Mon voisin du dessous ne s’est pas encore remis de la mort de Mikael
Jackson. Toute la soirée, il passe son best of en boucle, en smooth criminalant
le voisinage.
Il y a des soirées qui se terminent sur la terrasse avec monsieur THC dans
une main. Parce qu’il y en a qui ont la chance d’avoir un balcon, pas comme
nous. Il y a ceux qui étendent leur linge sous le vent frais et d’autres qui
contemplent la mosaïque d’en face, dans ma direction, sans le moindre
coucou.
Quand je m’ennuie vraiment, il m’arrive de cracher par la fenêtre, juste pour
faire chier mon monde, pour vociférer.
J’entends des voix, comme Jeanne d’Arc, à partir de 23 h. Des gémissements
d’hommes qui pissent sous les tours qu’ils ne sont pas censés habiter. A cette
heure-ci, si tu plisses bien les yeux vers une case mosaïquée, tu peux même
voir des strings s’écarteler et des couples assouvir leurs appétences pleines de
vices.
Des voisins gueulent en frappant au plafond à l’aide de leurs balais ronds.

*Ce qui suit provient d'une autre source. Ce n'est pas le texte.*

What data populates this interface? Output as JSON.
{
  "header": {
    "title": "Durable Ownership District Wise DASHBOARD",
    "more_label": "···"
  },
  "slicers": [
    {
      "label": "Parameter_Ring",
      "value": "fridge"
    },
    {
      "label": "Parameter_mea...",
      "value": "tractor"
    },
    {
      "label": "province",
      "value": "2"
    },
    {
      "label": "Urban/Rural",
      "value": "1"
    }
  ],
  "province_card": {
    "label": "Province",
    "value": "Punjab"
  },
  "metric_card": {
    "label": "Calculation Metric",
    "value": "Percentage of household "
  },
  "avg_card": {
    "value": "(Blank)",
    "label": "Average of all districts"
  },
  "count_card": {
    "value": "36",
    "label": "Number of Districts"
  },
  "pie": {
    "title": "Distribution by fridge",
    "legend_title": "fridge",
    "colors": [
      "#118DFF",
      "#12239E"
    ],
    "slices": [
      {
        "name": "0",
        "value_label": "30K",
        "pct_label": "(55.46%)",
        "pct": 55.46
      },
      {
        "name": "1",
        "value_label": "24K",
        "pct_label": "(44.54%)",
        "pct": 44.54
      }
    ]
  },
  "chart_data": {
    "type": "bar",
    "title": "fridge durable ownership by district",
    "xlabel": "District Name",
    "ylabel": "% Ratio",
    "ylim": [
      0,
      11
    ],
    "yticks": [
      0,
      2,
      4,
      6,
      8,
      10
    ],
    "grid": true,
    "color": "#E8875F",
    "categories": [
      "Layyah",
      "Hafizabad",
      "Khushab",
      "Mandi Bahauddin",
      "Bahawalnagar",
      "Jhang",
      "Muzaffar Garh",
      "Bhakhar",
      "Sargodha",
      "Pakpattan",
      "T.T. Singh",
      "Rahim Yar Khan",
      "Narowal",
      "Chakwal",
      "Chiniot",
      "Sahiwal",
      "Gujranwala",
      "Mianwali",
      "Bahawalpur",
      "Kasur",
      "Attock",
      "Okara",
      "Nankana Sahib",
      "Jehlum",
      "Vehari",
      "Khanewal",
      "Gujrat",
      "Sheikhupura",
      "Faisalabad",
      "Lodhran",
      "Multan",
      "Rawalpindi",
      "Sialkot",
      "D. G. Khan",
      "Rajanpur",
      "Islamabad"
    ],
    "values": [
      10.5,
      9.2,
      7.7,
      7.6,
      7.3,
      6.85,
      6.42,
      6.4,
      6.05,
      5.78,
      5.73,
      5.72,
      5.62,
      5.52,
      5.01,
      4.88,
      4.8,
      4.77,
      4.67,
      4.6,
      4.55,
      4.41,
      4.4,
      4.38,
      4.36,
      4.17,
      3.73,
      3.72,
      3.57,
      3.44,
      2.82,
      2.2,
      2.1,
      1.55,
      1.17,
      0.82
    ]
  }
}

Leurs voix imaginaires hurlent :
« Mais bordel de merde on essaye de pioncer vous ne pouvez pas faire
moins de bruit !! » Boum en multiplications, les plafonds ne sont pas assez
épais ici.
Des zonards titubent au loin, avec des canettes de 8.6 à la main. Leurs
hurlements imaginaires proclament que c’est la merde dans ce bled. Mais leurs
plaintes sont recouvertes par les scooters conduits par des éclaireurs d’après-
guerre, qui veillent sur le quartier, comme une mère veille sur sa chair. Les soirs
où la lune est pleine, les vampires deviennent comme fous, rôdent sur le
bitume à pas de félin, ou sur deux roues, à la recherche de viande fraîche. C’est
pour cela qu’aucune Eve ne foule le jardin d’éden.
Toutes ces lumières tiennent mes pensées sous hypnose. Un torrent de
couleurs arc-en-ciel se déverse sur ma rétine à demi close : on se croirait dans
un immense dancing club à ciel ouvert.
Les électrons libres ne le sont pas vraiment, et vivent leur vie comme une
caricature audiovisuelle.
J’entends hurler mon prénom, mais non, c’est l’effet Jeanne d’Arc qui
resurgit. C’est l’heure de se coucher, mais la lune garde mon sommeil en éveil.